Tuesday, May 31, 2005

Project adjustments?

Today I received a second rejection letter, from the Center for Land Use Interpretation, for Accumulation #4. It seems important to the overall project to include these rejections, but I am rethinking the idea of not reproposing or redoing projects. For example, I have 4 applications out: if I get accepted to one I should be pretty happy, but then I have three failures that seem a bit glaring.

Part of the idea of tying these projects together was that they would help support each other in terms giving weight to individual projects. This might be a little misguided. So, should I retry rejected proposals elsewhere, under the same number, or under a new one? Either way it seems important to really think and write these proposals better, and maybe don't get too overzealous in trying to apply to too many things. Also, try not to put all my eggs in one basket, that basket being residencies and programs where others decide if I can do them- perhaps a book project or a web project are in order...

Good news too: Accumulation #1 is up! Images to be posted tomorrow.

Saturday, May 14, 2005

Update, and pile photos

Still working to complete work for Accumulation #1, which is scheduled to go up May 29, 2005, here in Venice. I'll be writing more soon, until then, here is an image from the studio and some photos of piles in Rovereto.







Thursday, May 05, 2005

Accumulation definition

n. (1) The act of gathering or amassing, as into a heap or pile. (2) The process of growing into a large amount or heap. (3) The amount that has accumulated or been accumulated. (4) An increase by natural growth of addition (accretion.) (5) several things grouped together or considered as a whole (collection, aggregation, assemblage.) (6) The purchase of a particular security throughout a period of time. For example, the accumulation of a substantial quantity of stock by a portfolio manager may take place over a period of several weeks or months in order to avoid driving up the price of the stock. (7) Increase or growth by addition especially when continuous or repeated. (8) An increase in the amount of a fund or property by the continuous addition to it of the income or interest it generates - to treat a stock dividend as principal when local law classifies it as incoem my be deemed an accumulation.

Pile Definitions

n. (1) A quantity of objects stacked or thrown together in a heap. (syn. heap) (2) A large accumulation or quantity. (3) A funeral pyre. (4) A very parge building or complex of buildings.
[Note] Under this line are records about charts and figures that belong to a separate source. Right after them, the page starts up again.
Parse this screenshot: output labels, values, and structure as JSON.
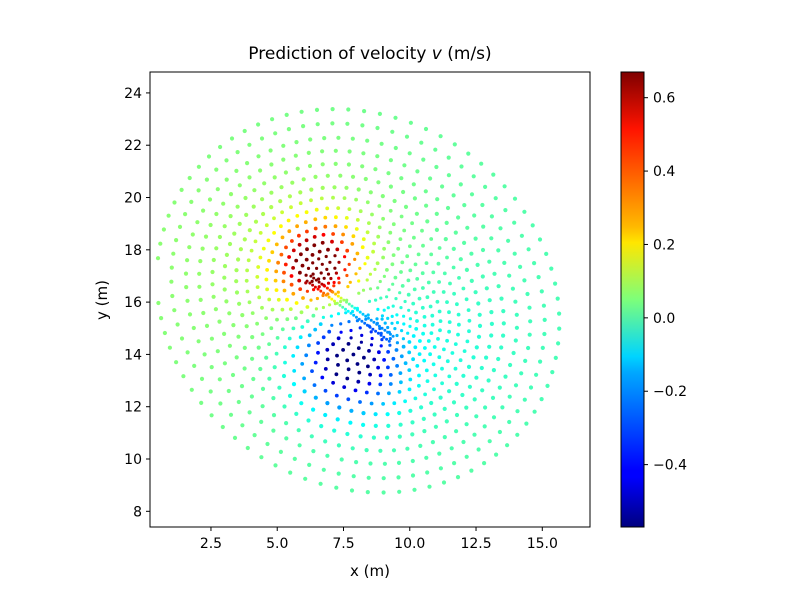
{
  "chart_data": {
    "type": "scatter",
    "title": "Prediction of velocity",
    "title_symbol": "v",
    "title_unit": "(m/s)",
    "xlabel": "x (m)",
    "ylabel": "y (m)",
    "xlim": [
      0.2,
      16.8
    ],
    "ylim": [
      7.4,
      24.8
    ],
    "xticks": [
      2.5,
      5.0,
      7.5,
      10.0,
      12.5,
      15.0
    ],
    "xtick_labels": [
      "2.5",
      "5.0",
      "7.5",
      "10.0",
      "12.5",
      "15.0"
    ],
    "yticks": [
      8,
      10,
      12,
      14,
      16,
      18,
      20,
      22,
      24
    ],
    "ytick_labels": [
      "8",
      "10",
      "12",
      "14",
      "16",
      "18",
      "20",
      "22",
      "24"
    ],
    "colormap": "jet",
    "colorbar": {
      "vmin": -0.57,
      "vmax": 0.67,
      "ticks": [
        -0.4,
        -0.2,
        0.0,
        0.2,
        0.4,
        0.6
      ],
      "tick_labels": [
        "−0.4",
        "−0.2",
        "0.0",
        "0.2",
        "0.4",
        "0.6"
      ]
    },
    "grid": false,
    "field": {
      "description_values": "points sampled on rings around an inclined plate from (6.2,16.9) to (9.3,14.6); colour = predicted v",
      "plate_start": [
        6.2,
        16.9
      ],
      "plate_end": [
        9.3,
        14.6
      ],
      "radii": [
        0.25,
        0.45,
        0.65,
        0.85,
        1.1,
        1.35,
        1.6,
        1.9,
        2.2,
        2.5,
        2.85,
        3.2,
        3.6,
        4.0,
        4.45,
        4.9,
        5.4,
        5.9,
        6.45,
        7.0
      ],
      "peak_positive": {
        "x": 6.5,
        "y": 17.5,
        "v": 0.67
      },
      "peak_negative": {
        "x": 7.7,
        "y": 13.8,
        "v": -0.57
      }
    }
  }
}
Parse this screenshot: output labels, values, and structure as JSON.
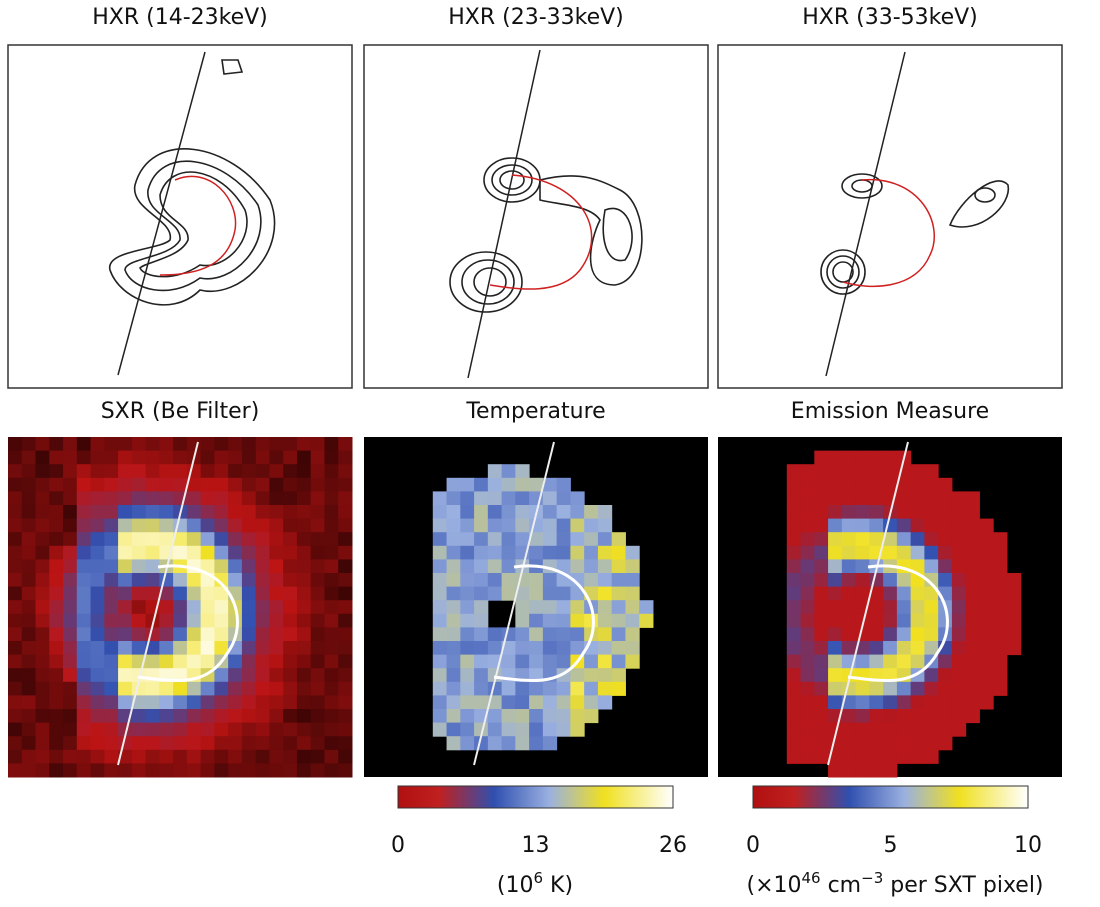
{
  "panels": [
    {
      "title": "HXR (14-23keV)"
    },
    {
      "title": "HXR (23-33keV)"
    },
    {
      "title": "HXR (33-53keV)"
    },
    {
      "title": "SXR (Be Filter)"
    },
    {
      "title": "Temperature"
    },
    {
      "title": "Emission Measure"
    }
  ],
  "colorbars": [
    {
      "ticks": [
        "0",
        "13",
        "26"
      ],
      "unit": {
        "open": "(10",
        "sup": "6",
        "rest": " K)"
      }
    },
    {
      "ticks": [
        "0",
        "5",
        "10"
      ],
      "unit": {
        "open": "(×10",
        "sup": "46",
        "mid": " cm",
        "sup2": "−3",
        "rest": " per SXT pixel)"
      }
    }
  ]
}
v. (1) To place or lay in or as if in a pile or heap. (2) To heap something in abundance. (3) To form a heap or pile. (4) To load (something) with a heap or pile. (5) To move in, out, or forward in a disorderly mass or group (pile into a bus; pile out of a car.)

n. A heavy beam of timber, concrete or steel, driven into the earth as a foundation or support for a structure.

n. A collection of objects laid on top of each other (heap, mound, cumulus)

syn. batch, mass, mess, muckle, slew, stack, wad, heap.

Tuesday, May 03, 2005

Acc03: no news IS good news

Rejection letter from Spare Room in Baltimore received today. I will have to rethink if I want to try this somewhere else, or develop the idea better, it was pretty weak.

Monday, May 02, 2005

Re: production v. consumption

From Meaghan Morris' "Banality in Cultural Studies"

Among [Mica Nava's] enabling theses–and they have been enabling–are these: consumers are not "cultural dopes," but active, critical users of mass culture; consumption practices cannot be derived from or reduced to a mirror of production; consumer practice is "far more than just economic activity: it is also about dreams and consolation, communication and confrontation, image and identity. Like sexuality, it consists of a multiplicity of fragmented and contradictory discourses."

I'm not now concerned to contest these theses. For the moment, I'll buy the whole lot. What I'm interested in is firstly, the sheer proliferation of the restatements, and secondly, the emergence in some of them of a restrictive definition of the ideal knowing subject of cultural studies."